Darknight(44)
I didn’t really want to know what that was all about. Then again, having someone else around for the primus to focus his attention on could only be a good thing.
Connor noticed, too — I could tell by the slight narrowing of his eyes as he watched his brother. However, puzzling over the young woman’s identity wasn’t enough to distract me from what Damon’s words — “enjoy it while you can” — had meant. It was a horrible truth I’d kept buried at the back of my mind, since I hadn’t wanted to acknowledge it, acknowledge that I might one day share the same fate as all the other wives of Jeremiah Wilcox’s line.
Connor’s green eyes seemed to glow with anger. He stood there, body hard and unmoving under the arm I still had wrapped around his waist. Very slowly he pulled away from me, then said, “You want to get out of here?”
Relief flooded through me. “I thought you’d never ask.”
8
Revelations
For the first few minutes as we drove away from Damon’s house, Connor was silent. It was still light out, but the sun had begun to slip behind the hills to the west. It would be dusk by the time we got back to the apartment.
Finally he let out a sigh and said, “He wasn’t always like this, you know.”
“Don’t tell me you’re going to try to defend his behavior.”
“No.” His gloved fingers tightened on the steering wheel. “I’m not going to do that. But you don’t know what he’s been through.”

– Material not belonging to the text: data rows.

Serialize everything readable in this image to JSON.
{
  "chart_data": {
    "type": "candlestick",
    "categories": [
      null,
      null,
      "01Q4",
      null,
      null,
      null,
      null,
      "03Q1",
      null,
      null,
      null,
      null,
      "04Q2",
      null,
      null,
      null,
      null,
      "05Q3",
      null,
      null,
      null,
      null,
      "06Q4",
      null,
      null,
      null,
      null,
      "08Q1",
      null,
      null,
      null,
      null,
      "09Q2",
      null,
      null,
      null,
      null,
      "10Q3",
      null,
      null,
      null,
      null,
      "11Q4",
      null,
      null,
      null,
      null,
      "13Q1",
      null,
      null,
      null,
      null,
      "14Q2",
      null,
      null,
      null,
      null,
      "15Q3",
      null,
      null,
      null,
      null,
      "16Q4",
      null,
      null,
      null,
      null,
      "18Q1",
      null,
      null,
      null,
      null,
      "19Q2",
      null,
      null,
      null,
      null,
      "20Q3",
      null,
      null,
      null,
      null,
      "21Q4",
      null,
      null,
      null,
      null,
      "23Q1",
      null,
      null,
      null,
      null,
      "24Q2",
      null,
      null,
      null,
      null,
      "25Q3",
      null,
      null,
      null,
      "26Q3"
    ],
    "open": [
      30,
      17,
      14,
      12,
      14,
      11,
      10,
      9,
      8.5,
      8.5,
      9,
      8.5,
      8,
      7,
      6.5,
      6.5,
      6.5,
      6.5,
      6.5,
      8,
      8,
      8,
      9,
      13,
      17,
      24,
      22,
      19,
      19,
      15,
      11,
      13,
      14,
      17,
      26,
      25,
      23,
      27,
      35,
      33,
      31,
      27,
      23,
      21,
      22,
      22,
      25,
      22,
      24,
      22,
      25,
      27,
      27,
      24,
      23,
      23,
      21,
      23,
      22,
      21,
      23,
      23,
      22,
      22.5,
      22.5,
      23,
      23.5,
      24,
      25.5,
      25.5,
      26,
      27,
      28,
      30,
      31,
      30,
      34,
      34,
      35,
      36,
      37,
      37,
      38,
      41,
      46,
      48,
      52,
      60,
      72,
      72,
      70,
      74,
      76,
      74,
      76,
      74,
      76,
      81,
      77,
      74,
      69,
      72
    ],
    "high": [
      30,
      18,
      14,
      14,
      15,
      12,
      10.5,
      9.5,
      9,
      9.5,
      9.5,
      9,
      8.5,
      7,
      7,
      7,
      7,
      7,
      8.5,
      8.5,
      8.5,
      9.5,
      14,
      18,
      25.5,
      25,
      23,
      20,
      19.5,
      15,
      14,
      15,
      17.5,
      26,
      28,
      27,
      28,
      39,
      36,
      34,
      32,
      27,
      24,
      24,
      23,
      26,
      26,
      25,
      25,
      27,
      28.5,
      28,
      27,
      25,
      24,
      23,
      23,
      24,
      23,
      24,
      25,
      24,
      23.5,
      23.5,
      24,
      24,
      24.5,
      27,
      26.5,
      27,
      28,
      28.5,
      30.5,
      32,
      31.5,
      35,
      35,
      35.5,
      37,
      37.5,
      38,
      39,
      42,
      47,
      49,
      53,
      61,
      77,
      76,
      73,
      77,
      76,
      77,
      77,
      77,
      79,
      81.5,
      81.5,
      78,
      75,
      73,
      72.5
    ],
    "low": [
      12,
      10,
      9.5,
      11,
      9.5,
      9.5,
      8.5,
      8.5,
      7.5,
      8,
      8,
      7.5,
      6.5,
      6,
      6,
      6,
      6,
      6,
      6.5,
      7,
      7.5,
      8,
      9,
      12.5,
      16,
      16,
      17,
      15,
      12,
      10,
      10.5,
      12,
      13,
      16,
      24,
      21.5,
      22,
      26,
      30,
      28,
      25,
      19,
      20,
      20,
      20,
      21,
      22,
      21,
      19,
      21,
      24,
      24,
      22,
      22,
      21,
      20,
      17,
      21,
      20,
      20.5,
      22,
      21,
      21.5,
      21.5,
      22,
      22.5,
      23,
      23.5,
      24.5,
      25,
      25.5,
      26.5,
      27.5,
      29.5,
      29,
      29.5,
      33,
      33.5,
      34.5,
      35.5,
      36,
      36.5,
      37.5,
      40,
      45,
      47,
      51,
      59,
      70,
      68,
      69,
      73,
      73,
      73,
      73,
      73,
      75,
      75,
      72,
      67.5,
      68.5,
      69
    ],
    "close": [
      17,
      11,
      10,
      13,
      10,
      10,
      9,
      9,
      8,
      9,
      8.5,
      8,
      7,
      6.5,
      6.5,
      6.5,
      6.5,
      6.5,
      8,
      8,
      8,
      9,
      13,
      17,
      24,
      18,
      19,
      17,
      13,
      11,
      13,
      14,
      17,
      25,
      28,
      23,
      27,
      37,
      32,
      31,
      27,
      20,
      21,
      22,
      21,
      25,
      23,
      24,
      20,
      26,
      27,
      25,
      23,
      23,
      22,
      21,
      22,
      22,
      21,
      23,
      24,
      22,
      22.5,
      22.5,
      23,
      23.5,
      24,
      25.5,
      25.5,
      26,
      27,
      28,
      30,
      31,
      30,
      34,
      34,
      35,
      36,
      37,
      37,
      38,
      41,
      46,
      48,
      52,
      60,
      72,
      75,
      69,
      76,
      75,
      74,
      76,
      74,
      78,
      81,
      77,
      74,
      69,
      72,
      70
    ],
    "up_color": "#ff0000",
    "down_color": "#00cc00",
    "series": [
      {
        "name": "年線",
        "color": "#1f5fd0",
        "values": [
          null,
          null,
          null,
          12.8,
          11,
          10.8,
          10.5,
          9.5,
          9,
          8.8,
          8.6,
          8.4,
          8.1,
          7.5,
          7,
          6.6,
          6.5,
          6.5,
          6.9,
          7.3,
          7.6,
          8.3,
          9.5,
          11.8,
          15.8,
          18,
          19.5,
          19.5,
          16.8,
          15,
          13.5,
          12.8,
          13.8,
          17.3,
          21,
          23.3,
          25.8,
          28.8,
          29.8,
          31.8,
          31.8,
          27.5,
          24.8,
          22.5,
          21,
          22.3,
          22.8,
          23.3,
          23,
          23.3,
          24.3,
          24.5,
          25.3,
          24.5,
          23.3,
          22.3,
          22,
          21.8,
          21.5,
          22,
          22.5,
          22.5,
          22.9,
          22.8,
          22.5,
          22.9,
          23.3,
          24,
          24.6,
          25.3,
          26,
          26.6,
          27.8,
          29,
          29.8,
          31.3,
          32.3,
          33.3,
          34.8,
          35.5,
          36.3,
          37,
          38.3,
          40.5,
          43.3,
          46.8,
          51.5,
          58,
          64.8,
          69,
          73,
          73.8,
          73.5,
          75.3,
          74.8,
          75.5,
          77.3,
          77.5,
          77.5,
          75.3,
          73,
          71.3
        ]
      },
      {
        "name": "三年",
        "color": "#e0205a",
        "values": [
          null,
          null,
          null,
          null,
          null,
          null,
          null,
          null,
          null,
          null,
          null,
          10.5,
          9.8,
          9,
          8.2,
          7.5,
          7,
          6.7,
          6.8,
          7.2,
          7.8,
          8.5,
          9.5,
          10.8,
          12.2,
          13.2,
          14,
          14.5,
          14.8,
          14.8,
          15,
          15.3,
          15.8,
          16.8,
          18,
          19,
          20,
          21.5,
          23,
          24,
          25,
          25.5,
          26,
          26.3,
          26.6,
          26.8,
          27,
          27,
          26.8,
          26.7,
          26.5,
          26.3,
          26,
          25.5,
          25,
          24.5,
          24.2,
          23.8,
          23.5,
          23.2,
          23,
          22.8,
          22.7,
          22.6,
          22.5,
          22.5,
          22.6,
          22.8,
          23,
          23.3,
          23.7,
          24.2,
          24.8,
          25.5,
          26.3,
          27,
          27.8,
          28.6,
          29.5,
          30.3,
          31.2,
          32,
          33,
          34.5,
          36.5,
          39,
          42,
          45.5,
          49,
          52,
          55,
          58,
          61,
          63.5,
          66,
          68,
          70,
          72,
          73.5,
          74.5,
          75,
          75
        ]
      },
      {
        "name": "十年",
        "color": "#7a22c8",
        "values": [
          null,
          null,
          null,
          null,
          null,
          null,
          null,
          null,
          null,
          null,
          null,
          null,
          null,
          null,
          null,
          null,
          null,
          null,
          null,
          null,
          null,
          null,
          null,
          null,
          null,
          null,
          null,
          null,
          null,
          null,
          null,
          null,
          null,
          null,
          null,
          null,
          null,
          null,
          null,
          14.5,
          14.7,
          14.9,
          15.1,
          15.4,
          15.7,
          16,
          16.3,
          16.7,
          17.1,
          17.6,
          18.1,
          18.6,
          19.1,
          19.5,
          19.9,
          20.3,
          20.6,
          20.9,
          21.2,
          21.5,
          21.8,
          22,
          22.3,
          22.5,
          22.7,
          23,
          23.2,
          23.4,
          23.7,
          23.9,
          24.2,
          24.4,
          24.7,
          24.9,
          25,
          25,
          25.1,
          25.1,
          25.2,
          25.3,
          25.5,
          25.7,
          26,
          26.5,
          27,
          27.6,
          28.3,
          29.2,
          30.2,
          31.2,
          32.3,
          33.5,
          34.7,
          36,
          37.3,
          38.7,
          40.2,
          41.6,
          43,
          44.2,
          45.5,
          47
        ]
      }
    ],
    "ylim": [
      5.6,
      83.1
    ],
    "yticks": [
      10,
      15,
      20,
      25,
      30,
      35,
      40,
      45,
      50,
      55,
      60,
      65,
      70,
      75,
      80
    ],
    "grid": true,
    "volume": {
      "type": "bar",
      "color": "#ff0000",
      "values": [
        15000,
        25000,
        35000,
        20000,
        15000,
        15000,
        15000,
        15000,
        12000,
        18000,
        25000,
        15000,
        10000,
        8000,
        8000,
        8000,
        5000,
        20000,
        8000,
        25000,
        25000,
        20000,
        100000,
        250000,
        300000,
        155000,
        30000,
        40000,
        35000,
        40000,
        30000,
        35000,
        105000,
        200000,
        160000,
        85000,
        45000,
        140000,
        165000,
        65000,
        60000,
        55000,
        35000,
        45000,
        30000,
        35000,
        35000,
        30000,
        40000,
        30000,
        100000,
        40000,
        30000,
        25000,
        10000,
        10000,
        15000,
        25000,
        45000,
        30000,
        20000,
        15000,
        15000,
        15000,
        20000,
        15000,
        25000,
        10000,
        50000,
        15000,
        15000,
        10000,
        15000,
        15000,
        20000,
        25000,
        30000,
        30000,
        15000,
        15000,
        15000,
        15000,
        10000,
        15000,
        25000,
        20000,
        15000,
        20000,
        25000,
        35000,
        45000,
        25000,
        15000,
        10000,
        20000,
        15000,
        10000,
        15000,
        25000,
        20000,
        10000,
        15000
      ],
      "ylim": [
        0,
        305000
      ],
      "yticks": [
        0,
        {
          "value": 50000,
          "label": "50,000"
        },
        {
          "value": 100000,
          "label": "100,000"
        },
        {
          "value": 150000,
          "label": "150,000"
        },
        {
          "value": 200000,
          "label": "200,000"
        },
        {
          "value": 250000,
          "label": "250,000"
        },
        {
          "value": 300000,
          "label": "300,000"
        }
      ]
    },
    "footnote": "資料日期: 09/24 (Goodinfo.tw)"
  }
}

“What, besides losing his mother at thirteen and his father twelve years later? You went through the same stuff, and it didn’t turn you into a raging asshole.”
He almost smiled. Almost. “Thanks for the vote of confidence. Okay, that’s true, I suppose. But have you ever wondered why he kidnapped you, wanted to make you his consort?”
Of course I had. It was one of the roughly ten thousand questions I’d wanted to ask Connor but hadn’t quite dared to. I knew it had something to do with my being prima, but I’d never been able to figure out why he though that was so important, other than the obvious benefit of adding a McAllister prima’s stock to the Wilcox gene pool. “You mean it wasn’t my outstanding beauty and charm?”
This time he really did grin. “Besides that.”
“All right, yes, I did wonder. That is, I figured it was partly to try to do what Jasper hadn’t succeeded in doing with my Great-Aunt Ruby. And that all of it was to increase the powers of the Wilcoxes by bonding a primus with a prima.”
“That might have been Jasper’s reasoning, but it wasn’t Damon’s…at least, not the primary reason. No, he thought that by joining with a prima he would finally have the power to break the curse.”
A better reason than creating a race of über-warlocks, I supposed. “So that’s supposed to make me forgive him?”
“Of course not.” Connor tapped his fingers on the steering wheel, then slowed to a stop as we came to a four-way intersection. There wasn’t anyone around for miles, or so it seemed, so after the barest of pauses, he pulled out onto the two-lane road that would lead us back to town. “It wasn’t his first attempt at breaking it. I think after what happened with our mother….” He let the words die away and hang in the air for a moment. “Anyway, he knew that would be his fate as primus if he didn’t make some attempt to change it. So when he got married — ”
“Wait,” I interrupted. “You mean he was married once?”
“Yes.”
I digested that for a moment. No point in asking what had happened to her, either. Fate wasn’t kind to the wives of Jeremiah’s line.
“They met in grad school,” Connor went on. I noticed that he’d flicked on his headlights, even though there was still plenty of light to drive by. “She was a civilian.”
That did shock me. “Seriously? I can’t imagine a Wilcox primus stooping to marry a civilian. I mean,” I went on hurriedly, since I could see Connor beginning to frown, “I know a lot of the people in your family marry civilians. Actually, the McAllisters do, too, and probably for a lot of the same reasons. But never the prima. I just figured you had sort of the same…traditions…in your clan.”
“Normally, we do. But Damon got it in his head that maybe having a civilian wife would change things, render the curse ineffective.”
“So he just picked some poor civilian girl to be his guinea pig?”
“She wasn’t a guinea pig.” Connor’s tone was faintly reproving. “She was smart and beautiful, and he loved her. He did. Not that he came out and told me that, because, well, we didn’t have those sorts of conversations. I was in high school when they got married. Felicia. She was getting her master’s in psychology, and she worshipped him.”